Motorists often have trouble seeing trick-or-treaters on Halloween
Homeowners urged to take precautions from vandals, who strike often on Oct. 31
Press Release, AAA of Western and Central New York
Here’s hoping for all treats and no tricks this Halloween! With more than 41 million children between ages 5 and 14 trick or treating on Oct. 31, it’s a busy night on the roads – and the worst night for vandalism. AAA Western and Central New York is reminding everyone to be on the lookout for pedestrians in the coming week, to celebrate responsibly and to make sure your home is protected against any tricks. HD video clips with advice are available here.
There are some scary statistics when it comes to alcohol-related crashes on Halloween. AAA and the NHSTA found that:
• During the Halloween holiday period (6 p.m. October 31 to 5:59 a.m. November 1) during the years 2012-2016, 168 people were killed in drunk-driving crashes.

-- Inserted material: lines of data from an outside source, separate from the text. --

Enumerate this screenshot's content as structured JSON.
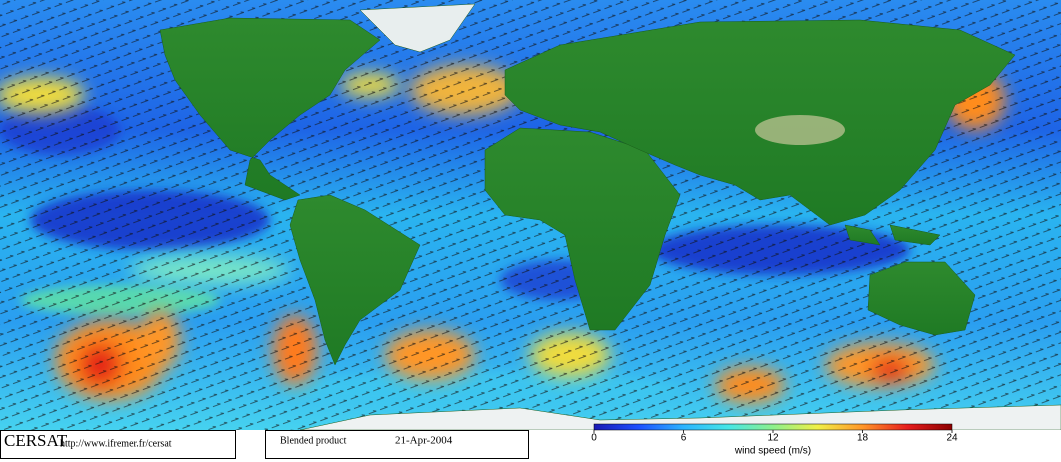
{
  "footer": {
    "logo": "CERSAT",
    "url": "http://www.ifremer.fr/cersat",
    "product": "Blended product",
    "date": "21-Apr-2004"
  },
  "colorbar": {
    "label": "wind speed (m/s)",
    "lim": [
      0,
      24
    ],
    "ticks": [
      0,
      6,
      12,
      18,
      24
    ],
    "colors": [
      "#1a1ab4",
      "#1e50ff",
      "#2ab4ff",
      "#46e6e6",
      "#8cf08c",
      "#f0f046",
      "#ff9628",
      "#e61e1e",
      "#8c0000"
    ]
  }
}
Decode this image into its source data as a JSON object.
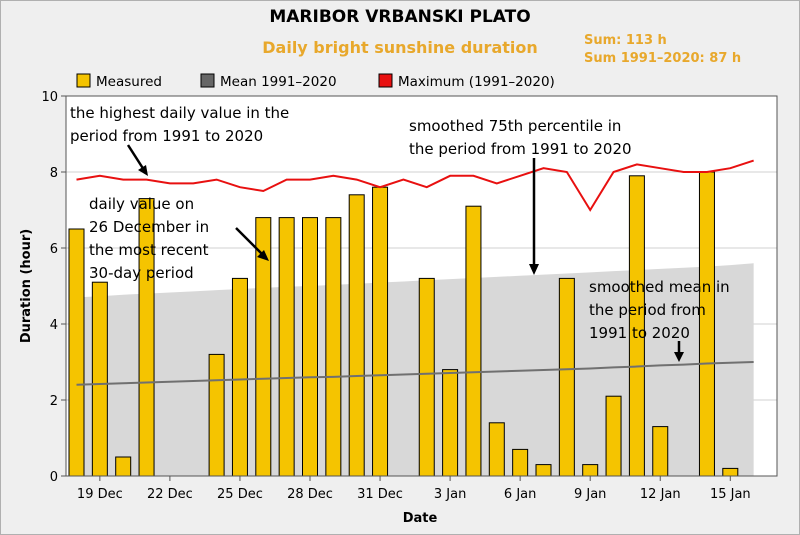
{
  "header": {
    "title": "MARIBOR VRBANSKI PLATO",
    "subtitle": "Daily bright sunshine duration",
    "sum": "Sum: 113 h",
    "sum_normal": "Sum 1991–2020: 87 h"
  },
  "colors": {
    "measured": "#f5c400",
    "mean": "#707070",
    "maximum": "#e81010",
    "band": "#d8d8d8",
    "accent": "#e8a82c"
  },
  "annotations": [
    {
      "id": "max",
      "lines": [
        "the highest daily value in the",
        "period from 1991 to 2020"
      ]
    },
    {
      "id": "p75",
      "lines": [
        "smoothed 75th percentile in",
        "the period from 1991 to 2020"
      ]
    },
    {
      "id": "daily",
      "lines": [
        "daily value on",
        "26 December in",
        "the most recent",
        "30-day period"
      ]
    },
    {
      "id": "mean",
      "lines": [
        "smoothed mean in",
        "the period from",
        "1991 to 2020"
      ]
    }
  ],
  "chart_data": {
    "type": "bar",
    "title": "MARIBOR VRBANSKI PLATO",
    "subtitle": "Daily bright sunshine duration",
    "xlabel": "Date",
    "ylabel": "Duration (hour)",
    "ylim": [
      0,
      10
    ],
    "yticks": [
      0,
      2,
      4,
      6,
      8,
      10
    ],
    "grid": true,
    "legend_position": "top",
    "x_tick_labels": [
      "19 Dec",
      "22 Dec",
      "25 Dec",
      "28 Dec",
      "31 Dec",
      "3 Jan",
      "6 Jan",
      "9 Jan",
      "12 Jan",
      "15 Jan"
    ],
    "x_tick_dates": [
      "19 Dec",
      "22 Dec",
      "25 Dec",
      "28 Dec",
      "31 Dec",
      "3 Jan",
      "6 Jan",
      "9 Jan",
      "12 Jan",
      "15 Jan"
    ],
    "dates": [
      "18 Dec",
      "19 Dec",
      "20 Dec",
      "21 Dec",
      "22 Dec",
      "23 Dec",
      "24 Dec",
      "25 Dec",
      "26 Dec",
      "27 Dec",
      "28 Dec",
      "29 Dec",
      "30 Dec",
      "31 Dec",
      "1 Jan",
      "2 Jan",
      "3 Jan",
      "4 Jan",
      "5 Jan",
      "6 Jan",
      "7 Jan",
      "8 Jan",
      "9 Jan",
      "10 Jan",
      "11 Jan",
      "12 Jan",
      "13 Jan",
      "14 Jan",
      "15 Jan",
      "16 Jan"
    ],
    "series": [
      {
        "name": "Measured",
        "kind": "bar",
        "values": [
          6.5,
          5.1,
          0.5,
          7.3,
          0,
          0,
          3.2,
          5.2,
          6.8,
          6.8,
          6.8,
          6.8,
          7.4,
          7.6,
          0,
          5.2,
          2.8,
          7.1,
          1.4,
          0.7,
          0.3,
          5.2,
          0.3,
          2.1,
          7.9,
          1.3,
          0,
          8.0,
          0.2,
          null
        ]
      },
      {
        "name": "Mean 1991–2020",
        "kind": "line",
        "values": [
          2.4,
          2.42,
          2.44,
          2.46,
          2.48,
          2.5,
          2.52,
          2.54,
          2.56,
          2.58,
          2.6,
          2.61,
          2.63,
          2.65,
          2.67,
          2.69,
          2.71,
          2.73,
          2.75,
          2.77,
          2.79,
          2.81,
          2.83,
          2.86,
          2.88,
          2.91,
          2.93,
          2.96,
          2.98,
          3.0
        ]
      },
      {
        "name": "Maximum (1991–2020)",
        "kind": "line",
        "values": [
          7.8,
          7.9,
          7.8,
          7.8,
          7.7,
          7.7,
          7.8,
          7.6,
          7.5,
          7.8,
          7.8,
          7.9,
          7.8,
          7.6,
          7.8,
          7.6,
          7.9,
          7.9,
          7.7,
          7.9,
          8.1,
          8.0,
          7.0,
          8.0,
          8.2,
          8.1,
          8.0,
          8.0,
          8.1,
          8.3
        ]
      },
      {
        "name": "smoothed 75th percentile",
        "kind": "band",
        "values": [
          4.7,
          4.73,
          4.77,
          4.8,
          4.83,
          4.86,
          4.89,
          4.92,
          4.95,
          4.98,
          5.0,
          5.03,
          5.06,
          5.09,
          5.12,
          5.15,
          5.18,
          5.21,
          5.24,
          5.27,
          5.3,
          5.33,
          5.36,
          5.39,
          5.42,
          5.45,
          5.48,
          5.51,
          5.55,
          5.6
        ]
      }
    ]
  }
}
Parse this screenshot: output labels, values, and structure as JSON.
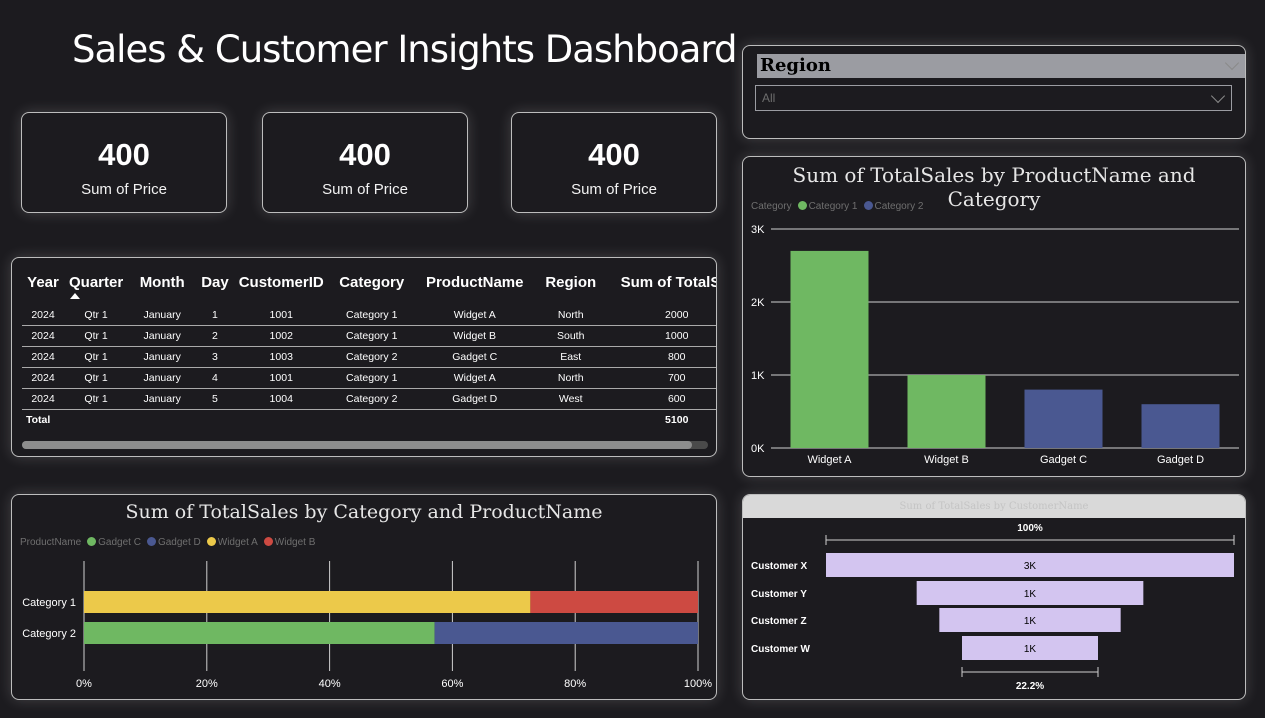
{
  "header": {
    "title": "Sales & Customer Insights Dashboard"
  },
  "kpis": [
    {
      "value": "400",
      "label": "Sum of Price"
    },
    {
      "value": "400",
      "label": "Sum of Price"
    },
    {
      "value": "400",
      "label": "Sum of Price"
    }
  ],
  "slicer": {
    "title": "Region",
    "value": "All"
  },
  "table": {
    "columns": [
      "Year",
      "Quarter",
      "Month",
      "Day",
      "CustomerID",
      "Category",
      "ProductName",
      "Region",
      "Sum of TotalSal"
    ],
    "rows": [
      [
        "2024",
        "Qtr 1",
        "January",
        "1",
        "1001",
        "Category 1",
        "Widget A",
        "North",
        "2000"
      ],
      [
        "2024",
        "Qtr 1",
        "January",
        "2",
        "1002",
        "Category 1",
        "Widget B",
        "South",
        "1000"
      ],
      [
        "2024",
        "Qtr 1",
        "January",
        "3",
        "1003",
        "Category 2",
        "Gadget C",
        "East",
        "800"
      ],
      [
        "2024",
        "Qtr 1",
        "January",
        "4",
        "1001",
        "Category 1",
        "Widget A",
        "North",
        "700"
      ],
      [
        "2024",
        "Qtr 1",
        "January",
        "5",
        "1004",
        "Category 2",
        "Gadget D",
        "West",
        "600"
      ]
    ],
    "total_label": "Total",
    "total_value": "5100"
  },
  "colors": {
    "green": "#6fb862",
    "navy": "#4a5891",
    "yellow": "#ecc94a",
    "red": "#cd4a42",
    "lavender": "#d3c5f0"
  },
  "bar_chart": {
    "title": "Sum of TotalSales by ProductName and Category",
    "legend_title": "Category",
    "legend": [
      {
        "name": "Category 1",
        "color": "#6fb862"
      },
      {
        "name": "Category 2",
        "color": "#4a5891"
      }
    ],
    "y_ticks": [
      "0K",
      "1K",
      "2K",
      "3K"
    ],
    "chart_data": {
      "type": "bar",
      "categories": [
        "Widget A",
        "Widget B",
        "Gadget C",
        "Gadget D"
      ],
      "values": [
        2700,
        1000,
        800,
        600
      ],
      "series_of_category": [
        "Category 1",
        "Category 1",
        "Category 2",
        "Category 2"
      ],
      "ylim": [
        0,
        3000
      ]
    }
  },
  "stacked_chart": {
    "title": "Sum of TotalSales by Category and ProductName",
    "legend_title": "ProductName",
    "legend": [
      {
        "name": "Gadget C",
        "color": "#6fb862"
      },
      {
        "name": "Gadget D",
        "color": "#4a5891"
      },
      {
        "name": "Widget A",
        "color": "#ecc94a"
      },
      {
        "name": "Widget B",
        "color": "#cd4a42"
      }
    ],
    "x_ticks": [
      "0%",
      "20%",
      "40%",
      "60%",
      "80%",
      "100%"
    ],
    "chart_data": {
      "type": "bar",
      "orientation": "horizontal-100%-stacked",
      "categories": [
        "Category 1",
        "Category 2"
      ],
      "series": [
        {
          "name": "Gadget C",
          "values": [
            0,
            57.1
          ]
        },
        {
          "name": "Gadget D",
          "values": [
            0,
            42.9
          ]
        },
        {
          "name": "Widget A",
          "values": [
            72.7,
            0
          ]
        },
        {
          "name": "Widget B",
          "values": [
            27.3,
            0
          ]
        }
      ],
      "xlim": [
        0,
        100
      ]
    }
  },
  "funnel": {
    "title": "Sum of TotalSales by CustomerName",
    "top_pct": "100%",
    "bottom_pct": "22.2%",
    "chart_data": {
      "type": "bar",
      "orientation": "funnel",
      "categories": [
        "Customer X",
        "Customer Y",
        "Customer Z",
        "Customer W"
      ],
      "values": [
        2700,
        1000,
        800,
        600
      ],
      "labels": [
        "3K",
        "1K",
        "1K",
        "1K"
      ]
    }
  }
}
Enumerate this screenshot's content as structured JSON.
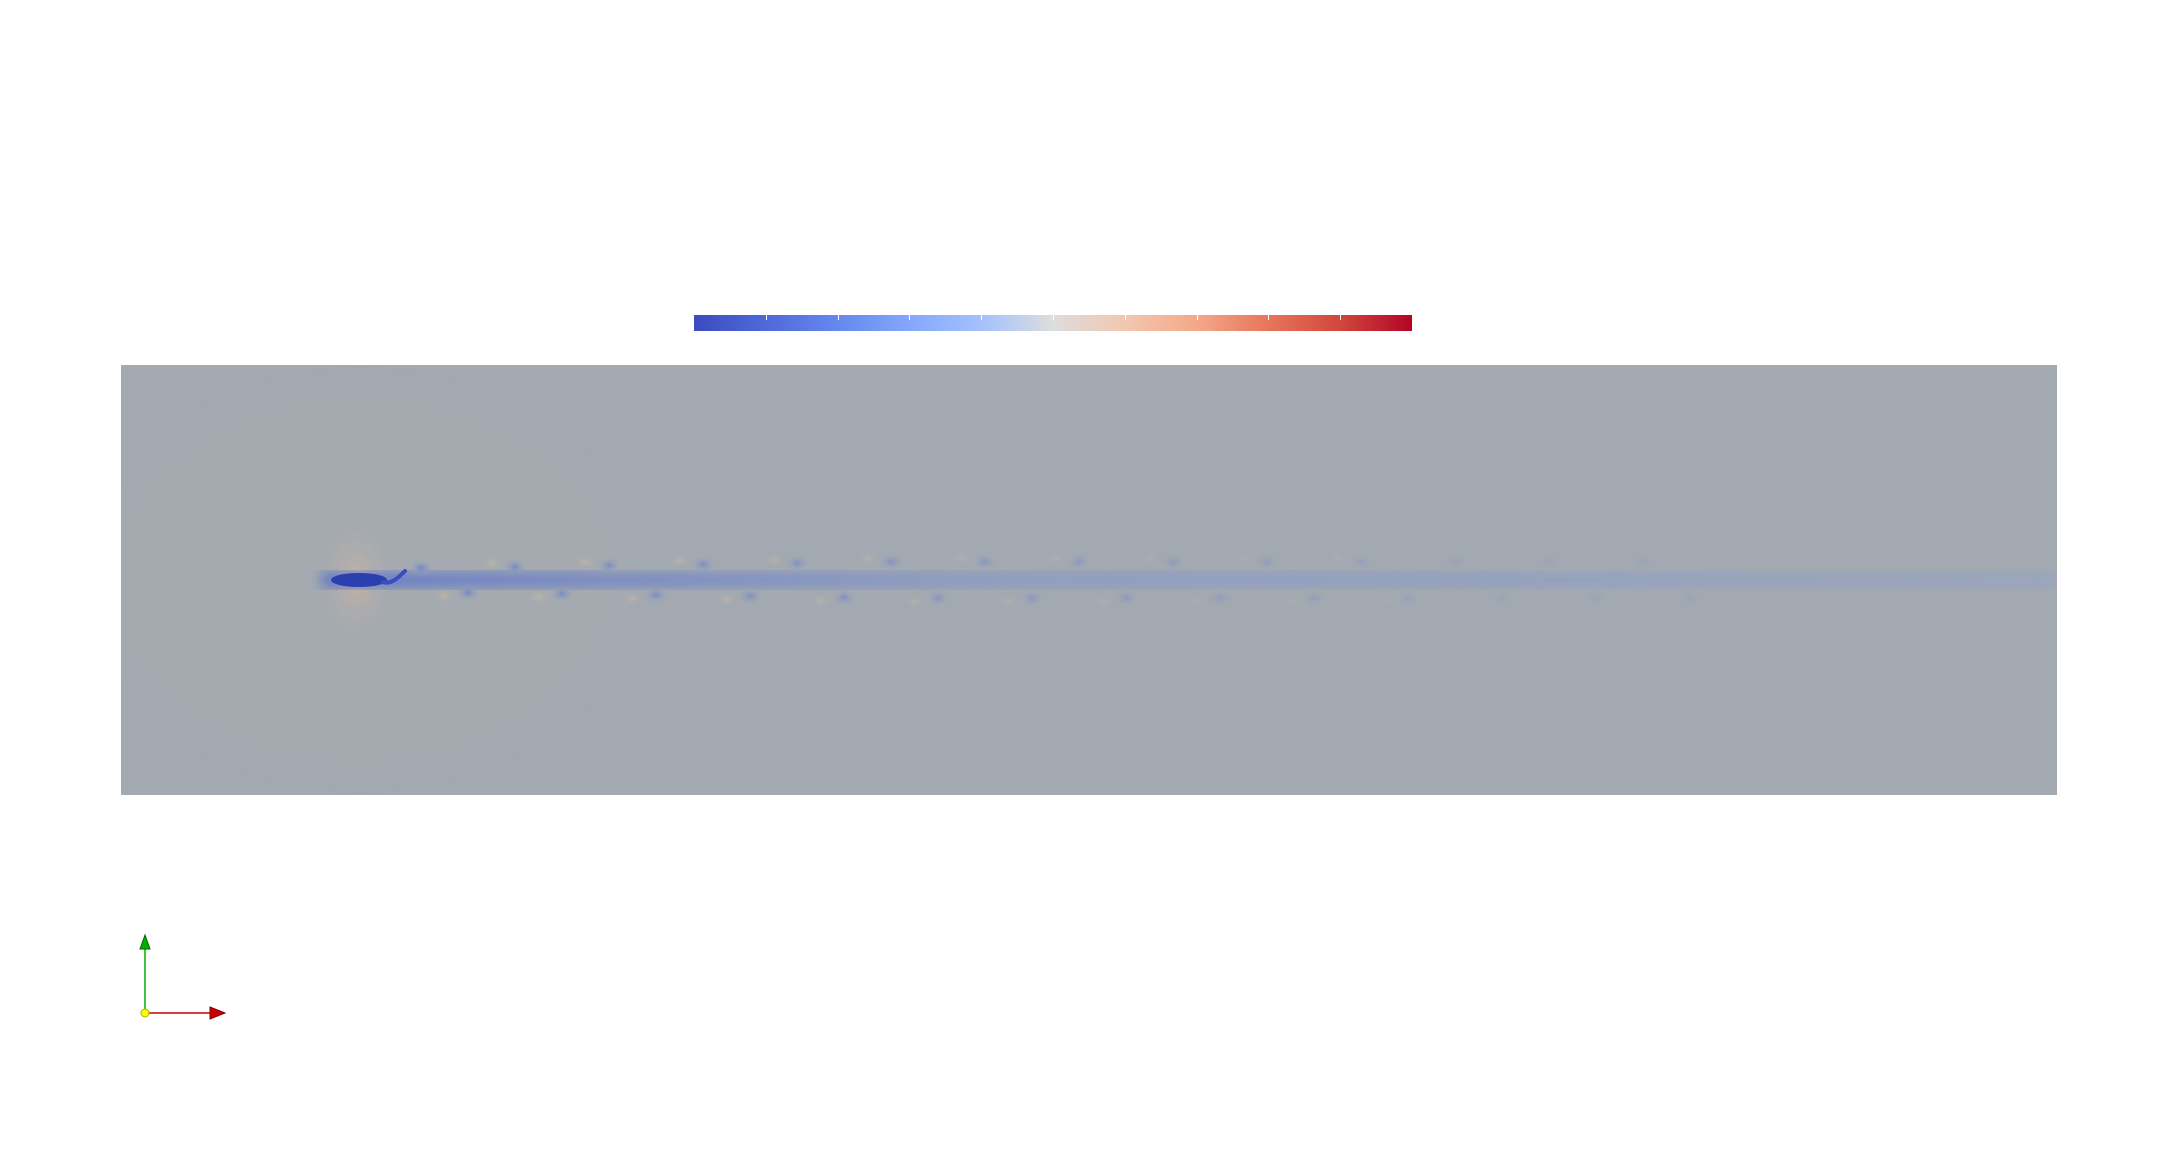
{
  "colors": {
    "background": "#ffffff",
    "field_base": "#a2a9b1",
    "colormap_low": "#3b4cc0",
    "colormap_mid": "#dddddd",
    "colormap_high": "#b40426",
    "axis_x": "#cc0000",
    "axis_y": "#00b000",
    "axis_origin": "#ffff00"
  },
  "colorbar": {
    "colormap": "Cool to Warm",
    "tick_count": 11
  },
  "field": {
    "description_icon": "flow-field-with-vortex-wake"
  },
  "axes_triad": {
    "icon": "orientation-axes-icon"
  }
}
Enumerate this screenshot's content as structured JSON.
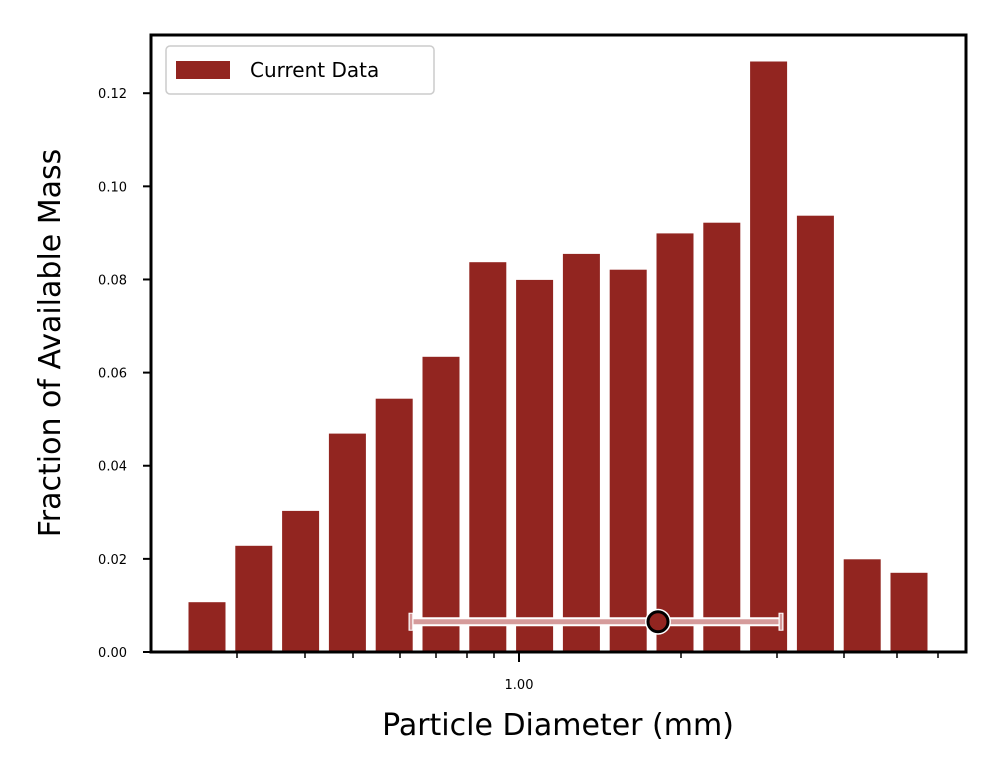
{
  "chart_data": {
    "type": "bar",
    "xlabel": "Particle Diameter (mm)",
    "ylabel": "Fraction of Available Mass",
    "x_scale": "log",
    "x_tick_labels": [
      "1.00"
    ],
    "ylim": [
      0,
      0.1325
    ],
    "y_ticks": [
      0.0,
      0.02,
      0.04,
      0.06,
      0.08,
      0.1,
      0.12
    ],
    "y_tick_labels": [
      "0.00",
      "0.02",
      "0.04",
      "0.06",
      "0.08",
      "0.10",
      "0.12"
    ],
    "grid": false,
    "legend_position": "top-left",
    "series": [
      {
        "name": "Current Data",
        "color": "#922520",
        "values": [
          0.0107,
          0.0228,
          0.0303,
          0.0469,
          0.0544,
          0.0634,
          0.0837,
          0.0799,
          0.0855,
          0.0821,
          0.0899,
          0.0922,
          0.1268,
          0.0937,
          0.0199,
          0.017
        ]
      }
    ],
    "errorbar": {
      "center_fraction": 0.0065,
      "color": "#d59b9b",
      "marker_fill": "#922520"
    }
  }
}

• On Halloween in 2017, 89 people were fatally injured in a traffic crash, with 13 percent involving alcohol.
• In 2017, more than half of pedestrian fatalities on Halloween occurred with the pedestrian outside of a marked crosswalk.
• Nearly 80 percent of pedestrian fatalities on Halloween occurred after 6 p.m. in 2017.
Sometimes Halloween mischief can be harder to avoid.
“Property vandalism and injuries tend to spike on Halloween night,” said David Hodge, vice president of insurance for AAA Western and Central New York. “It’s important to make sure you’re covered for whatever might occur.”
Prepare for pranksters
Vehicles are nearly twice as likely to be vandalized on Halloween as on an average day, according to the Highway Loss Data Institute. To avoid having your car egged or even stolen, park it in a secure garage or a safe, well-lit area. Double check that car doors are locked and windows are up.
Look out for black cats, blind spots and Batman
Drive slowly and be on the lookout for creatures that can come out of nowhere. Turn your headlights on earlier in the day to spot children from greater distances. Don’t hesitate to use your horn if you’re concerned that trick-or-treaters don’t see you.
Light up the night
Generous lighting outside of your home keeps vandals away while providing safe passage to party guests and trick-or-treaters. Keep walkways and stairs clear of debris and make sure they’re well-lit.
Beware the brew
Serve non-alcoholic beverages and food along with your preferred potion. Stop serving alcohol at least one hour before the party ends.